10

754 8 0
                                    

"Kamu tuh kenapa sih? Ini pernikahan kita, tapi aku ngerasa kamu cuma mau nurutin mau kamu sendiri! Kamu nggak pernah ngertiin aku!"

"Terus mau kamu apa?! Kamu mau batalin pernikahan kita?!"

"Apa? Segampang itu kamu mau batalin pernikahan kita? Tega kamu Matt!" Air mata Vina menetes di pipi.

Vina pergi meninggalkan Matteo seorang diri. Matteo terpaku. Ia mulai iba pada Vina.

"Apa aku terlalu kejam? Tapi tak terpikirkan olehku cara lain untuk menghentikan hubungan ini. Atau mungkin aku harus mengajaknya pisah dengan cara baik-baik? Tapi untuk alasan apa?"

Matteo bertekad untuk mengejar Vina. Sayangnya Vina telah pergi mengendarai mobilnya.
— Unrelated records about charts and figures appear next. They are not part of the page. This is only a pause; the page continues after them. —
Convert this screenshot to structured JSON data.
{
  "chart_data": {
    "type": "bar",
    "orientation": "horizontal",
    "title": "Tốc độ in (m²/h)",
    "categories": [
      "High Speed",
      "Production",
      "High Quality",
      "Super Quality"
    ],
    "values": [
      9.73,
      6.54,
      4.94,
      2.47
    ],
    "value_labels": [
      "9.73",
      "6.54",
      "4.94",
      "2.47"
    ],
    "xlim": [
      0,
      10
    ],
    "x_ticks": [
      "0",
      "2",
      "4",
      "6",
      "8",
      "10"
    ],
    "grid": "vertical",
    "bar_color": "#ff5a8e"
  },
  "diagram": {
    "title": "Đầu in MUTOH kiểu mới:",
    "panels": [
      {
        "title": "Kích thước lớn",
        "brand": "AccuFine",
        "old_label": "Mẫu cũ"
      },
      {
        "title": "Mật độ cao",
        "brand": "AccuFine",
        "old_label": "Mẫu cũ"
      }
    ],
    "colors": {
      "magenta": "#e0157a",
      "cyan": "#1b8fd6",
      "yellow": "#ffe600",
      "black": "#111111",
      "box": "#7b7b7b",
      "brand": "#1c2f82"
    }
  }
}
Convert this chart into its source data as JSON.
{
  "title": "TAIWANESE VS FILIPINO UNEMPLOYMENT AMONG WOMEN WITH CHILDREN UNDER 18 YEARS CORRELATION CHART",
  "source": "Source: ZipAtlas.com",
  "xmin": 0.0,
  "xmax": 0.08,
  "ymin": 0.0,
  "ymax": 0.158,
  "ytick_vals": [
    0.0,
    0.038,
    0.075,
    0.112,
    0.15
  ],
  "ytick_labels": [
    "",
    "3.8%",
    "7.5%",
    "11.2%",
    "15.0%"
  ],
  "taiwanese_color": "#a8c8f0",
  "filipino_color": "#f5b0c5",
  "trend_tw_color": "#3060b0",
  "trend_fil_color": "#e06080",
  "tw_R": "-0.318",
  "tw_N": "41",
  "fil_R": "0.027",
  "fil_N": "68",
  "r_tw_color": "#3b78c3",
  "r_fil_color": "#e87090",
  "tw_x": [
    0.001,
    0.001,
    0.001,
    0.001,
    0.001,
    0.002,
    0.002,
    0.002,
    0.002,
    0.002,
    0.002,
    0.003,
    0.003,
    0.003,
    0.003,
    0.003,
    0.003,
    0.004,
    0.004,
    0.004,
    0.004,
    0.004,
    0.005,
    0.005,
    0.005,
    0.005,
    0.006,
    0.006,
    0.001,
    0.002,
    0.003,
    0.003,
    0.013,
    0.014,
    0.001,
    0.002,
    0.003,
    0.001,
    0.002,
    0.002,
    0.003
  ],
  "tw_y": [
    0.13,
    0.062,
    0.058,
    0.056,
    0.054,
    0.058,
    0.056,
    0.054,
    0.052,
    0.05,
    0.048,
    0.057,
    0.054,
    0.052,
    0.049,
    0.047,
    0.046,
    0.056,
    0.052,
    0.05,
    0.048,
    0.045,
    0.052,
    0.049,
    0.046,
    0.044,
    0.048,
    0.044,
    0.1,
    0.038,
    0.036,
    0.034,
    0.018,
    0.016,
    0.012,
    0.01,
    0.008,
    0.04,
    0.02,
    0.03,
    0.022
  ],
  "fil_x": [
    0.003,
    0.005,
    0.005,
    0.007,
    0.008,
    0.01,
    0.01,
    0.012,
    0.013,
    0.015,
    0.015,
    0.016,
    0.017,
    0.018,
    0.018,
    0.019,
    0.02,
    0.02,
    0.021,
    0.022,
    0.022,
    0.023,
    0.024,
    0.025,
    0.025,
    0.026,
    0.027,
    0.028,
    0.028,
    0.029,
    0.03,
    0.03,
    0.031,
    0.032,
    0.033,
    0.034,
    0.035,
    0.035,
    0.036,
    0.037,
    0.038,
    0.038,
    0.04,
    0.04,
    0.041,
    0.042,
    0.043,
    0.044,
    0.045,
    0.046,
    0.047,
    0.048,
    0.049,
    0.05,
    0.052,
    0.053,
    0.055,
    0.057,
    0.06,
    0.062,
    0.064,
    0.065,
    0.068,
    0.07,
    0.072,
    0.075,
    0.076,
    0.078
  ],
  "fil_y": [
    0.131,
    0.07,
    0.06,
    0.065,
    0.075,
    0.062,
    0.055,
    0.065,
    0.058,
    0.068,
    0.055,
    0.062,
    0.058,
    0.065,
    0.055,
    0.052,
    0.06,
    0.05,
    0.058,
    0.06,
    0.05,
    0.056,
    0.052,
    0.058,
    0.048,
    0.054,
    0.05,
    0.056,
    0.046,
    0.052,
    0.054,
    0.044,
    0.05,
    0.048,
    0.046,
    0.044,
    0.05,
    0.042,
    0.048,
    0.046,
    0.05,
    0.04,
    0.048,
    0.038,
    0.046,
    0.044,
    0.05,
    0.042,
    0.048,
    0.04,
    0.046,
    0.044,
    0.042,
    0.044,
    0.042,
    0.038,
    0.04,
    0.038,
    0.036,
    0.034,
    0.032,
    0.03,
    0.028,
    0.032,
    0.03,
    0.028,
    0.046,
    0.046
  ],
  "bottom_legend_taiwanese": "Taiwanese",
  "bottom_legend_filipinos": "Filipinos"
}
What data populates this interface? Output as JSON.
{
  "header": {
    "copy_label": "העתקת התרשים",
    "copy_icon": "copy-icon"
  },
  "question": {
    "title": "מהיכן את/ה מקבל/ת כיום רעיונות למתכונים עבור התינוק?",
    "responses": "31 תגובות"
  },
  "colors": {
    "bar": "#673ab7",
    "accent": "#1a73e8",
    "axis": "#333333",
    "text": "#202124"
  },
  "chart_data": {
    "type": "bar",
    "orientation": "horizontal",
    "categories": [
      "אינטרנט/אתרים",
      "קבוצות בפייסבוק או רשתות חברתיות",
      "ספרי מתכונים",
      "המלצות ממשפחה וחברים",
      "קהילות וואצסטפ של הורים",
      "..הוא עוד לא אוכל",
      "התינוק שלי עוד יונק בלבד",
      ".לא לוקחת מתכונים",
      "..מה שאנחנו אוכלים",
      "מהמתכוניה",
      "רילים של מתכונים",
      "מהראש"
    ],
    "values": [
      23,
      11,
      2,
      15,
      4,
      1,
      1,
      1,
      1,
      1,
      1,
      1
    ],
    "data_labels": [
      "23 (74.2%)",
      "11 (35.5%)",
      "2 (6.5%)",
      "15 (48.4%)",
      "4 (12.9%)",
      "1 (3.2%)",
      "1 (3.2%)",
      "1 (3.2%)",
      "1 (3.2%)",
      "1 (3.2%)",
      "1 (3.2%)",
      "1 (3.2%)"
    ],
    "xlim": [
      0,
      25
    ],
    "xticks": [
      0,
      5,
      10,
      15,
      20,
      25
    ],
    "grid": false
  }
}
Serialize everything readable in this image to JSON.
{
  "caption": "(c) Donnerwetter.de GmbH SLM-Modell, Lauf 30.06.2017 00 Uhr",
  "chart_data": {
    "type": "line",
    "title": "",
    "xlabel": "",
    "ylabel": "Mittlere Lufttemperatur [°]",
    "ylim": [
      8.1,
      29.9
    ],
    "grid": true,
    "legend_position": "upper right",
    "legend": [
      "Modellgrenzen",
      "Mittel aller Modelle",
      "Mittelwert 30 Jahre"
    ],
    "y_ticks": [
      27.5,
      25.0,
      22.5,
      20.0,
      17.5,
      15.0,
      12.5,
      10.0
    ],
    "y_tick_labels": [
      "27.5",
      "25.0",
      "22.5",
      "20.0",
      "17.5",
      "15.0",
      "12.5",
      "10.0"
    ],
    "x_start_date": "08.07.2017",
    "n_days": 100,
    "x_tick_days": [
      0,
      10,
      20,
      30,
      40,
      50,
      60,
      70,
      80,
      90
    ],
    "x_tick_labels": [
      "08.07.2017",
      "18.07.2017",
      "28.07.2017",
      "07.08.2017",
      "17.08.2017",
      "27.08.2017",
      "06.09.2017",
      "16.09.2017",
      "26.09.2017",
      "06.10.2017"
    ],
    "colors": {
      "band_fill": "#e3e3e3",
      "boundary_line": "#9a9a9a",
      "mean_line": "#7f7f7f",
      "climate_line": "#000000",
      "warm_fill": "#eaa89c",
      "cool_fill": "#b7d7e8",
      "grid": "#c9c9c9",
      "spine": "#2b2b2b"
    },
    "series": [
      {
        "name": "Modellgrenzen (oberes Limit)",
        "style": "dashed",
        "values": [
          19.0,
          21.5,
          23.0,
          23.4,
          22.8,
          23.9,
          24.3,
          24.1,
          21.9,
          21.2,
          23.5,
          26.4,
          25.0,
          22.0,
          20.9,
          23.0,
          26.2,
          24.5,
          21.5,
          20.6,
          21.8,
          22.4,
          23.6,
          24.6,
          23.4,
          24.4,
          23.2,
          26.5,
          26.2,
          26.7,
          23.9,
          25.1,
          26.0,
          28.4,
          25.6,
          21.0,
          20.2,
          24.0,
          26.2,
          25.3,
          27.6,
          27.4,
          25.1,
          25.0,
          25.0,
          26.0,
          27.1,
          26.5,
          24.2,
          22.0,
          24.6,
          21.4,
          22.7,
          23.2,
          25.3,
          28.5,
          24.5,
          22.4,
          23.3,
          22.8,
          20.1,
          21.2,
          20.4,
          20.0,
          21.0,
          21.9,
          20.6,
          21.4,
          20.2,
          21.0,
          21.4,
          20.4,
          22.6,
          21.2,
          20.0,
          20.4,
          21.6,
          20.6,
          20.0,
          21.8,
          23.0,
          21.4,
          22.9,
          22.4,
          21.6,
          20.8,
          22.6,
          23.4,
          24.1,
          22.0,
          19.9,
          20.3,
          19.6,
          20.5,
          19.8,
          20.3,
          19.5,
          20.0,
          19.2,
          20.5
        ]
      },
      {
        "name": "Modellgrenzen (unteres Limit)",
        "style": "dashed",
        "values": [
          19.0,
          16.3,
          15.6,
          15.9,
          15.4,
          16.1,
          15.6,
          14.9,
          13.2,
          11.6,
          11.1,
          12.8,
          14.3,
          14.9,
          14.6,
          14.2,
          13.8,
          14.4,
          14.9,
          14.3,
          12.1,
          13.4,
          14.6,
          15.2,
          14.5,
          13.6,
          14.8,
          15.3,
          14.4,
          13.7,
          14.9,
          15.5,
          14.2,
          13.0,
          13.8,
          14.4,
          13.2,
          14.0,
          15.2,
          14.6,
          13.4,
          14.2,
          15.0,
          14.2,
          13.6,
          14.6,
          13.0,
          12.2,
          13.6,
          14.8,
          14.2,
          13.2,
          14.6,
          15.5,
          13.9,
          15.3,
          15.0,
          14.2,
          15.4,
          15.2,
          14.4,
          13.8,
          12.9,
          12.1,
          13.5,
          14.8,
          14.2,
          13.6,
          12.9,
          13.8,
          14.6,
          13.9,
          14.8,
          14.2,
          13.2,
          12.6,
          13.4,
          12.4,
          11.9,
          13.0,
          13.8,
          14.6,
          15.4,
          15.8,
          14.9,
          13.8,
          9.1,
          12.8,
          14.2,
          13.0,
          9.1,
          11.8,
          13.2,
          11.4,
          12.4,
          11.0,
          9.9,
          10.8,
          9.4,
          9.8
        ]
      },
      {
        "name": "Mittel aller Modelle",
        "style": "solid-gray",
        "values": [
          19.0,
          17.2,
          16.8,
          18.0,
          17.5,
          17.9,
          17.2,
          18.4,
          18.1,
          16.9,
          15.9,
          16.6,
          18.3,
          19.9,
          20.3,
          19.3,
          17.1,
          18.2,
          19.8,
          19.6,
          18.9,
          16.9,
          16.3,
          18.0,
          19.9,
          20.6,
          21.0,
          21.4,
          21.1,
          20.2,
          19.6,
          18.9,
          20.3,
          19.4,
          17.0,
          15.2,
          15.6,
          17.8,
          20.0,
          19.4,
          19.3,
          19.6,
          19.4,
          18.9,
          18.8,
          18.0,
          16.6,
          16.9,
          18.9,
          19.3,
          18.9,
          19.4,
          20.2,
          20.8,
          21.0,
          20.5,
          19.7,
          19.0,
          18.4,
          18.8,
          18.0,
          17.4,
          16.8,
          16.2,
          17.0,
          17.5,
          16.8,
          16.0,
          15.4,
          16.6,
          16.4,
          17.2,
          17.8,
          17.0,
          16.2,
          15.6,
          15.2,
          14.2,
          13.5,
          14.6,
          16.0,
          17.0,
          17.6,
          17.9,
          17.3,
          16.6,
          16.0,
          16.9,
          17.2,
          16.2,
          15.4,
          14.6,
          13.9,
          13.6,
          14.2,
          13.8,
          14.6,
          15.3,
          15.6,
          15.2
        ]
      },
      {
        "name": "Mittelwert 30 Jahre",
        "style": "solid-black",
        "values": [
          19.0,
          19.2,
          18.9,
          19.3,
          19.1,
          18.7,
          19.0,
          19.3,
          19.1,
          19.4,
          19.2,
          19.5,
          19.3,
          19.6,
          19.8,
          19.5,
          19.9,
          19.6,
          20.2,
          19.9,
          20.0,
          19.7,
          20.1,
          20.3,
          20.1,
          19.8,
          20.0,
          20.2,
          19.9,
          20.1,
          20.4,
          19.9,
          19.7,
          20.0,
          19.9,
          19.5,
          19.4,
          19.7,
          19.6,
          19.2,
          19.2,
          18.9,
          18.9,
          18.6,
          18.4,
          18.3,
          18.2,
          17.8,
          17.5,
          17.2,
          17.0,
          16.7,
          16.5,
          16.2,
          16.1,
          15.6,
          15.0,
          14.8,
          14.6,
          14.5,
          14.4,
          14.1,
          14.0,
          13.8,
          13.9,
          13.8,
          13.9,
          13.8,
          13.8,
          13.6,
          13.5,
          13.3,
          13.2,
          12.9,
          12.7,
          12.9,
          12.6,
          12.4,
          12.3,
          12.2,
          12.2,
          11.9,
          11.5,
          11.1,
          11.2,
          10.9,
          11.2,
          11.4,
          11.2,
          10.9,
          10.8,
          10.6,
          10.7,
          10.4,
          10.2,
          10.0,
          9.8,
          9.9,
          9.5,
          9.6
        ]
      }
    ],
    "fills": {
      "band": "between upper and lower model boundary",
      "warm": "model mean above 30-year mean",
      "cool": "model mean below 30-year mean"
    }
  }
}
Karena jarak parkiran motor dengan parkiran mobil berjauhan, Matteo berlari untuk menuju tempat motornya terparkir.

Ponsel Matteo bergetar. Rossy menghubunginya.

Matteo berhenti, mengambil ponsel dari sakunya dan menatap layar ponselnya hingga getaran ponselnya berhenti. Matteo bimbang. Di satu sisi, ia mencintai Rossy. Namun di sisi lain, Matteo iba terhadap Vina yang tidak mengetahui hal yang sebenarnya.

Matteo memikirkan perasaan Vina. Bagaimana pun juga, Vina adalah orang yang paling tersakiti dengan keputusan Matteo untuk memperjuangkan cintanya dengan Rossy.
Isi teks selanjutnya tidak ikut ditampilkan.